In the intestine, but not the liver, CYP1A1 expression moreover depends on TOLL-like receptor 2 (TLR2), which recognizes bacterial surface structures such as lipoteichoic acid. Additionally, the tumour suppressor p53 has been shown to impact CYP1A1 expression thereby modulating the metabolic activation of several environmental carcinogens such as PAHs.

==Polymorphisms==
Several polymorphisms have been identified in CYP1A1, some of which lead to more highly inducible AHH activity.
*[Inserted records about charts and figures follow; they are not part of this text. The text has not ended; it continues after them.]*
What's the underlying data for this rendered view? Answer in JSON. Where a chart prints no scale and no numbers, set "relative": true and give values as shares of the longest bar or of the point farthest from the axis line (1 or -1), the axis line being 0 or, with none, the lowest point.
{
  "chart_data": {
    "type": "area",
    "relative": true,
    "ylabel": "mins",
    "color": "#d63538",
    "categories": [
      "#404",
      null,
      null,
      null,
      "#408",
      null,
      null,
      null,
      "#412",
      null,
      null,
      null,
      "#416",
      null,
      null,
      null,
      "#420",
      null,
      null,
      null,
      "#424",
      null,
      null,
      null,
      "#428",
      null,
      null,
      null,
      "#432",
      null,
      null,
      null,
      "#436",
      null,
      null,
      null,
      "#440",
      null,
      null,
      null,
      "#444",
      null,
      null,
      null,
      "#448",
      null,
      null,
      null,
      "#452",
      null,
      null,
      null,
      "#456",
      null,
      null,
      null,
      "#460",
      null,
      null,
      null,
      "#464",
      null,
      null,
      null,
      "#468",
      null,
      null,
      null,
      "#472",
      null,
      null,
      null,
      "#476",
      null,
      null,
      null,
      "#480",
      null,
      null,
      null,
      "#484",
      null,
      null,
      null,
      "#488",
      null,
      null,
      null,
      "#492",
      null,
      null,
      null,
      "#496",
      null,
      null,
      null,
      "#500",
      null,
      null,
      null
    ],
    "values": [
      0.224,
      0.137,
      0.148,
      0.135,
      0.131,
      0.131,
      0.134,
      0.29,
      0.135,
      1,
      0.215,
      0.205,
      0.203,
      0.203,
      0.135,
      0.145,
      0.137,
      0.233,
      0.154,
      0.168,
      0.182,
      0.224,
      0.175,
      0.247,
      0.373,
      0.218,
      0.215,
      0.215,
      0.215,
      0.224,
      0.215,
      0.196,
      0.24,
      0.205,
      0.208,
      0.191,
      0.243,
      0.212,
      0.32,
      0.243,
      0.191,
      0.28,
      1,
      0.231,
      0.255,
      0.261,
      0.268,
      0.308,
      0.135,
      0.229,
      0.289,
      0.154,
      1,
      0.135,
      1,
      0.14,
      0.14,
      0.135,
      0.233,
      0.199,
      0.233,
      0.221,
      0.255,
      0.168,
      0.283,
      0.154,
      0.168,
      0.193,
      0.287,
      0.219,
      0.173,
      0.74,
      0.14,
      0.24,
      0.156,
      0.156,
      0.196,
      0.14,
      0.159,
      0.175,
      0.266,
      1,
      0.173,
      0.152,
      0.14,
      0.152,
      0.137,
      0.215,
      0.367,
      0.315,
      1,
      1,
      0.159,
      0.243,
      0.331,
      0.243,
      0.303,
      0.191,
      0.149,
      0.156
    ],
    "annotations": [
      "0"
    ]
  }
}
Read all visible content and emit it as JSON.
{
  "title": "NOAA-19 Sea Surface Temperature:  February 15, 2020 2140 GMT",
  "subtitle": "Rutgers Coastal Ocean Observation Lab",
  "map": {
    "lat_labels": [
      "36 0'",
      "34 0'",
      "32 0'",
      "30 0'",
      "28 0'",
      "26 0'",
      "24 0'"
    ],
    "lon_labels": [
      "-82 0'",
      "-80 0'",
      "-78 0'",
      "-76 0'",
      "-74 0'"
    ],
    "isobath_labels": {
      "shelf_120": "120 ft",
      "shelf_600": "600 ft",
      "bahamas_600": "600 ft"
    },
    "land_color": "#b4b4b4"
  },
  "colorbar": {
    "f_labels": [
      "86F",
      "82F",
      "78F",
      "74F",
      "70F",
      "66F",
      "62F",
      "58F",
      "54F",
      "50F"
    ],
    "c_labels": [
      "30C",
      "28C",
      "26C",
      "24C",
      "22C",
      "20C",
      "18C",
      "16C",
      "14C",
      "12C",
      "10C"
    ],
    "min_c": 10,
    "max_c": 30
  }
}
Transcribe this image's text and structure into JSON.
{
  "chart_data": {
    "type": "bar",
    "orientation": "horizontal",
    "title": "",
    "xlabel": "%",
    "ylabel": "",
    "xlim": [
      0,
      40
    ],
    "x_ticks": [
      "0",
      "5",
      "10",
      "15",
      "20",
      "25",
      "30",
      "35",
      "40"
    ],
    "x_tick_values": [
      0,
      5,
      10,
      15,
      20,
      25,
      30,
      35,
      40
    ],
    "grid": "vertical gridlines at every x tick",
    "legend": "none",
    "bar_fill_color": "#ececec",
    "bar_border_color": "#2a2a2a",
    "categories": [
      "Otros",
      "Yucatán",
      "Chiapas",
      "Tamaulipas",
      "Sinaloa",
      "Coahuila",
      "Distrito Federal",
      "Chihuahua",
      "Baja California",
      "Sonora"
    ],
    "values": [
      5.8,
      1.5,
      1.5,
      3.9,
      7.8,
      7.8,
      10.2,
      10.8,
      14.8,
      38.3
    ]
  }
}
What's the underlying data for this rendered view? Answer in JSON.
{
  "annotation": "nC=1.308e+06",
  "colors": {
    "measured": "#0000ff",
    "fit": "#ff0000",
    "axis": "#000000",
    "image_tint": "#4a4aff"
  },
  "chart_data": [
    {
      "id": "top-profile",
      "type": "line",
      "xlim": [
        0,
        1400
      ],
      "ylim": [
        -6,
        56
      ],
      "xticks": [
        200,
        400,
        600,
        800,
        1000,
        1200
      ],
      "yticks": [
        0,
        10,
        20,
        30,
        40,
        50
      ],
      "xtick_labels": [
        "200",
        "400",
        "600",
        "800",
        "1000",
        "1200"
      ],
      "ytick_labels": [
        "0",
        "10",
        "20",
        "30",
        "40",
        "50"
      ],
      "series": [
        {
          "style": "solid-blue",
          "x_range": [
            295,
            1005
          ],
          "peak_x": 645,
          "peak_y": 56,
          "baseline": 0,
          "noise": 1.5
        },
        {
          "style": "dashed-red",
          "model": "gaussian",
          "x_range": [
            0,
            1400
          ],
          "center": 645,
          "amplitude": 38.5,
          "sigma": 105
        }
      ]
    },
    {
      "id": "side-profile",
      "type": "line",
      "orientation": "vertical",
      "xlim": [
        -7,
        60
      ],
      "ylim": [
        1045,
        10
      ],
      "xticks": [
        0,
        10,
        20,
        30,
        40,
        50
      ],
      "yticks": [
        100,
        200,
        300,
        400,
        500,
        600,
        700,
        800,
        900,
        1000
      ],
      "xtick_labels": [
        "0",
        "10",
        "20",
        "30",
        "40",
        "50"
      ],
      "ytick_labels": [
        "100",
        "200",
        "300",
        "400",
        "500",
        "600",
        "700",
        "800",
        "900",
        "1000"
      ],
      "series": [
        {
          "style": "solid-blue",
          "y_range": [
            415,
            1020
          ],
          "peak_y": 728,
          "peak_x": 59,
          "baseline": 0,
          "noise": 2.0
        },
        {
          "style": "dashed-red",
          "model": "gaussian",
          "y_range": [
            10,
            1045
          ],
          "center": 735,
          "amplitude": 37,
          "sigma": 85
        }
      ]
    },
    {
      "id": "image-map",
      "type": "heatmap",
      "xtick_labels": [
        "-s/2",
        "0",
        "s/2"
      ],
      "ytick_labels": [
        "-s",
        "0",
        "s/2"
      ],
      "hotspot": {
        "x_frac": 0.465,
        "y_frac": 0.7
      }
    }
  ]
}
CYP1A1 polymorphisms include:
- M1, T→C substitution at nucleotide 3801 in the 3'-non-coding region
- M2, A→G substitution at nucleotide 2455 leading to an amino acid change of isoleucine to valine at codon 462
- M3, T→C substitution at nucleotide 3205 in the 3'-non-coding region
- M4, C→A substitution at nucleotide 2453 leading to an amino acid change of threonine to asparagine at codon 461

The highly inducible forms of CYP1A1 are associated with an increased risk of lung cancer in smokers. (Reference = Kellerman et al., New Eng J Med 1973:289;934-937) Light smokers with the susceptible genotype CYP1A1 have a sevenfold higher risk of developing lung cancer compared to light smokers with the normal genotype.